Quote:
Originally Posted by VulcanClassic
Hi Tymen,
Could you please clarify for me how you trade 1 timeframe only? Do you mean you adjust your stop and lots according to the particular chart?
I don't know if this is sound strategy yet but I have been setting my stop just past the wick of the previous 5M candle. With your best entry, it should not back up that far, and if it does I consider it a failed trade. Let me know what you think.
Have a good weekend
|
I see a pattern on a particular time frame and I choose to trade it. I trade one standard lot always.
The stop is set ( on an evening star) 3 pips above the high of the "star".
I let the trade run and watch the floating profit/loss on the computer.

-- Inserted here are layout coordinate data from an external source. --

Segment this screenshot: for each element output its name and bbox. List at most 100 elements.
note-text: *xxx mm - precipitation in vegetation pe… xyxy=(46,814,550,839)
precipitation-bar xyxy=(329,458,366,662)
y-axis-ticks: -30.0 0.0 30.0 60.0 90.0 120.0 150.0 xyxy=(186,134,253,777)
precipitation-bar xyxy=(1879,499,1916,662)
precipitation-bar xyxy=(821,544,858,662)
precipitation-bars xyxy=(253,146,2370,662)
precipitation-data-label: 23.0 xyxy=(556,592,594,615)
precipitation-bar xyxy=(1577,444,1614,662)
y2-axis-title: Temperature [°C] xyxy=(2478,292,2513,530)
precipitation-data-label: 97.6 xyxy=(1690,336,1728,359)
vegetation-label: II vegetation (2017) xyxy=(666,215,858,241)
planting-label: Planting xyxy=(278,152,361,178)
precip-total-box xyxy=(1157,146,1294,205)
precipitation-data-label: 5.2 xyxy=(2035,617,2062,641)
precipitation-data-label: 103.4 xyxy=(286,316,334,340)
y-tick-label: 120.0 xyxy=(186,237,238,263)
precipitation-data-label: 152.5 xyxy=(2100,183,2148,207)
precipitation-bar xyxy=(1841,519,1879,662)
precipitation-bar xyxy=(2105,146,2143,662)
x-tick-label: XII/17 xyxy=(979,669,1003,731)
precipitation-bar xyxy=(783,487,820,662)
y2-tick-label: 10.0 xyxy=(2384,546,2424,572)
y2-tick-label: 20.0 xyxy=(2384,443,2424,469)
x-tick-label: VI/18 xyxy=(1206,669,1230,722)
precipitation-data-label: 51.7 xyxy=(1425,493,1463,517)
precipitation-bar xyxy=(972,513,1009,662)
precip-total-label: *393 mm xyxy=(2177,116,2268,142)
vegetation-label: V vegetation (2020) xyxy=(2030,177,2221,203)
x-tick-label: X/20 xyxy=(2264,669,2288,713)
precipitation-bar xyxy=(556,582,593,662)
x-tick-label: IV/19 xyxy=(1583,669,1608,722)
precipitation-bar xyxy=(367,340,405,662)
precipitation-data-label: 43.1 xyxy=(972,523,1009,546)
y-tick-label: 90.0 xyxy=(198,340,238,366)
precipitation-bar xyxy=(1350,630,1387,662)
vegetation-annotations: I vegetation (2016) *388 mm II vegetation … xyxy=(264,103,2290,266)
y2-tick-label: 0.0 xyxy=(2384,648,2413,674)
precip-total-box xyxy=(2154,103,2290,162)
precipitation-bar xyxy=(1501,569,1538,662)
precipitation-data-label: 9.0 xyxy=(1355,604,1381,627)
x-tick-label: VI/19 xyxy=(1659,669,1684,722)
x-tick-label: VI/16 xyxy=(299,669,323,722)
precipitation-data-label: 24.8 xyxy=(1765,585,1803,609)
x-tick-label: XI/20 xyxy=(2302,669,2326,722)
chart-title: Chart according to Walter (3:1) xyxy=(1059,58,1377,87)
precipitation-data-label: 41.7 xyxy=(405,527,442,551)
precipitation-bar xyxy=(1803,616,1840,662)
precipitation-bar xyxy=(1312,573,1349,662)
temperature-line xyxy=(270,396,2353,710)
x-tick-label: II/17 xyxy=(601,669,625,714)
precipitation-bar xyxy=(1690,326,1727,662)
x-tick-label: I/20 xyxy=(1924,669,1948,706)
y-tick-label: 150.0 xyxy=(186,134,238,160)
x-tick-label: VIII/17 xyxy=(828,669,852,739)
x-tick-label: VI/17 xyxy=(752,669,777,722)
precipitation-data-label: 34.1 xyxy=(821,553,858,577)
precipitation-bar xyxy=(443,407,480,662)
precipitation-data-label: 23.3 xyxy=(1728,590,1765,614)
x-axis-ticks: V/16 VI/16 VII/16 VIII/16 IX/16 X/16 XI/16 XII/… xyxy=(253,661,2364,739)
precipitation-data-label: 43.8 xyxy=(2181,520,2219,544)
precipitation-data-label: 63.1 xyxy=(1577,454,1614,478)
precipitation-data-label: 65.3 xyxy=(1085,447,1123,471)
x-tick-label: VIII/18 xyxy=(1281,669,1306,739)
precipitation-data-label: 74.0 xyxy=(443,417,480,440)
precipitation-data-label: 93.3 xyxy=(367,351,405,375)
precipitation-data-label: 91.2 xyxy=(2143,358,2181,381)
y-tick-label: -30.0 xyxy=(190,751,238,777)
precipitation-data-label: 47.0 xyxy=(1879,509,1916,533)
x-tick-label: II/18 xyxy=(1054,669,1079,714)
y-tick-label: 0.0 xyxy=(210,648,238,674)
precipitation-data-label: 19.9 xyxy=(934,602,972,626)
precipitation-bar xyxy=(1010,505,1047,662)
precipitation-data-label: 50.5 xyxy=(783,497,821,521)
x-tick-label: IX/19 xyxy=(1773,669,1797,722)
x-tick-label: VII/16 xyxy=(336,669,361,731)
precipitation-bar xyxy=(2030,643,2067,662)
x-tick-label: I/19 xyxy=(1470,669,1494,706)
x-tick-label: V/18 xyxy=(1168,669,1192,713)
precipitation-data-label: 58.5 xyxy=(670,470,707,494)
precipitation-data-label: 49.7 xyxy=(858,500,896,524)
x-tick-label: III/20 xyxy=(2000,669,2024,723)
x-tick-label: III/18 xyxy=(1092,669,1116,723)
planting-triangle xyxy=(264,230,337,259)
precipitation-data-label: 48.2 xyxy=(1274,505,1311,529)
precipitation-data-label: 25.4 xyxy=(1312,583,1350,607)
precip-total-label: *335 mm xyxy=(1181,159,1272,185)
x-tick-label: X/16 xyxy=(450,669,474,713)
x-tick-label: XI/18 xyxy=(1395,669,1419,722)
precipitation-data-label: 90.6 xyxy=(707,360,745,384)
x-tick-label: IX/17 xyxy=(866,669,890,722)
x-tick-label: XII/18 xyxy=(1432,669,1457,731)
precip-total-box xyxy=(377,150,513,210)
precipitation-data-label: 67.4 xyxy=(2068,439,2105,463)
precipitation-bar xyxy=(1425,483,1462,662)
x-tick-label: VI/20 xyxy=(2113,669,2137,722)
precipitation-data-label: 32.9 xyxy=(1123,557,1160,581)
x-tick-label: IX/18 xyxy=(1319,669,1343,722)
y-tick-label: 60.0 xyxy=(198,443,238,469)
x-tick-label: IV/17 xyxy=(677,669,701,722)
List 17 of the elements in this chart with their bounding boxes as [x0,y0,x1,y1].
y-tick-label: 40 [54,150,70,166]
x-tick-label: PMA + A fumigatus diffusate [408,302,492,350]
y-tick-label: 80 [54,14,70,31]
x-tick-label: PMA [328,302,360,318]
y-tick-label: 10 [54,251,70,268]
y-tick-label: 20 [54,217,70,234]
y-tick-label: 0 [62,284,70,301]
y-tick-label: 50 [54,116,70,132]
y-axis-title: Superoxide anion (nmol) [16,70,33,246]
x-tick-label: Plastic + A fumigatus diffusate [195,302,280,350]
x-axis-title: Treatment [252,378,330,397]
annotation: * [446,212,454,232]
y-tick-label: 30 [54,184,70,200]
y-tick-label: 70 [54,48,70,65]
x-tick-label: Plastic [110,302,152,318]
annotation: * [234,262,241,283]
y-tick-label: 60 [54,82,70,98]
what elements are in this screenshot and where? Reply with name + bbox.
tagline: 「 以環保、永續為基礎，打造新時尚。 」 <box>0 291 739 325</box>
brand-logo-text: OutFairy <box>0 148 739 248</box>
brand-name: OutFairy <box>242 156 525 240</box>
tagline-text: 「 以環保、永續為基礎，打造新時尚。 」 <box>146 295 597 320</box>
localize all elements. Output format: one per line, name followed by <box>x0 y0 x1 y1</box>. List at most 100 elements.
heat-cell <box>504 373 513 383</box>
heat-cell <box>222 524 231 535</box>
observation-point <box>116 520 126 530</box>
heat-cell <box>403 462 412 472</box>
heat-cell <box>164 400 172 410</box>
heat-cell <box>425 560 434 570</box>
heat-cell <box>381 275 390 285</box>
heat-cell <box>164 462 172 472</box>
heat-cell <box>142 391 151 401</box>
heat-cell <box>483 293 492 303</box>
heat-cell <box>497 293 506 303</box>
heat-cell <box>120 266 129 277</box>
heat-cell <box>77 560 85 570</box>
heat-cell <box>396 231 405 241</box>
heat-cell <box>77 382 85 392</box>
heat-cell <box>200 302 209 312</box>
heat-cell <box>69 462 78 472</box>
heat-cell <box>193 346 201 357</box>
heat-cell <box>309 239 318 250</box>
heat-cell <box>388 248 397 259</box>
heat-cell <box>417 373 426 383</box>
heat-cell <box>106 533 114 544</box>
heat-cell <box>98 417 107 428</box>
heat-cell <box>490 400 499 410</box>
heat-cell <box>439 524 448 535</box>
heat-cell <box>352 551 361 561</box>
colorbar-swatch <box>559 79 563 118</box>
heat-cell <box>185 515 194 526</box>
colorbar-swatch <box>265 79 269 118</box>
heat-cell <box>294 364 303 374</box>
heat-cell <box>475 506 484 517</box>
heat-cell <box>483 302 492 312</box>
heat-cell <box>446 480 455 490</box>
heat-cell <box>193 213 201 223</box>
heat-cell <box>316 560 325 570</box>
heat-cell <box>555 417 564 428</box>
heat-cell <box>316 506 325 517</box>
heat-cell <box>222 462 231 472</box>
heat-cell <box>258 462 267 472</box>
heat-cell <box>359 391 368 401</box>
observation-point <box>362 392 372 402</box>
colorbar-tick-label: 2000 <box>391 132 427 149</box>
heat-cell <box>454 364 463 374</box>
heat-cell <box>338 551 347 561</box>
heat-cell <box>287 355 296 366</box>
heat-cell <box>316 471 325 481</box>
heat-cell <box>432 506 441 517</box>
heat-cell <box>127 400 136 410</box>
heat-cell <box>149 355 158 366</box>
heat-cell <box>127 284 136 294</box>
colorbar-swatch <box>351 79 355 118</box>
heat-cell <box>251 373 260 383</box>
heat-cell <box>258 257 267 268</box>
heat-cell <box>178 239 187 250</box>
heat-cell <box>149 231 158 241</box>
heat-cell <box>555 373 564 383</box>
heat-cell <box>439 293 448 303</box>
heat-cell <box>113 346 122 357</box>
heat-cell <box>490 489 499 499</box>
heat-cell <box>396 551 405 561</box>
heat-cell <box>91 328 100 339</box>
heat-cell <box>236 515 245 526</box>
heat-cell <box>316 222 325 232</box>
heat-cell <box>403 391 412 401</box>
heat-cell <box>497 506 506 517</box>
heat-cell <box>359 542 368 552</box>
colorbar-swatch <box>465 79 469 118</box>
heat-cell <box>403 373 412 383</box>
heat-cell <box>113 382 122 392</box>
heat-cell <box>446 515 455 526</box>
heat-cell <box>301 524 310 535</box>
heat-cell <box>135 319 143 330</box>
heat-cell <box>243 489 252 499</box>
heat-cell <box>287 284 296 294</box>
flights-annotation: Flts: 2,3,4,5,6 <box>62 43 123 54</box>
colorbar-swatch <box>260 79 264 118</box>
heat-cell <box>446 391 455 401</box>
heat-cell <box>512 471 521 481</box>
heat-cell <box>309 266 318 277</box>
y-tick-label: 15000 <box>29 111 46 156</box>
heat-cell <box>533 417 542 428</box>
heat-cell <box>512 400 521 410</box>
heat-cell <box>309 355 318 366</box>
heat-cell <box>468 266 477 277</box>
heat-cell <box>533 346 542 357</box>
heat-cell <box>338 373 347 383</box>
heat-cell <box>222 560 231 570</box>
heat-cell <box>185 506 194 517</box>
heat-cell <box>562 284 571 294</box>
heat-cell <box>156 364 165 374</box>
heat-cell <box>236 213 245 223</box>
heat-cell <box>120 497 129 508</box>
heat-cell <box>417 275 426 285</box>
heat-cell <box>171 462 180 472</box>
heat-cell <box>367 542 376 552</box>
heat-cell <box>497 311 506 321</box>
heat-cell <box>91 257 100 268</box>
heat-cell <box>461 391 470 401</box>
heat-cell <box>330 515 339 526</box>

When it looks about 10 pips worth I close the trade. My close is subjective as I have a feel for the price movement. If I sense no further price movement then I close early.
This method has given me an incredibly high success rate but there are problems with it, namely it is subjective.
If the price retraces/pullback past the stop loss, it is, of course, a failed trade.
Not sure what your "5M" means ?
The aim is to get as good an entry as you can to make the pip distance from your entry to the stop loss as small as possible.
This whole method has real problems in that the risk/reward ratio is skewed the wrong way around. It is only because of the reliability of the candlestick patterns and the quick scalping that this approach works at all.
I am now researching the solution.
So far we know accurately that it is totally unreasonable to expect a 20 minute or 1 hour chart to deliver some 100 or so pips in one trade. The charts are simply too short term to do this.
It is, however, reasonable to expect at least 10 pips. With a good retracement or pullback entry, there should be plenty of clearance to allow spreads and timely exits.
To make money with this approach, sufficient lot size is needed. You will never get anywhere with micro lots.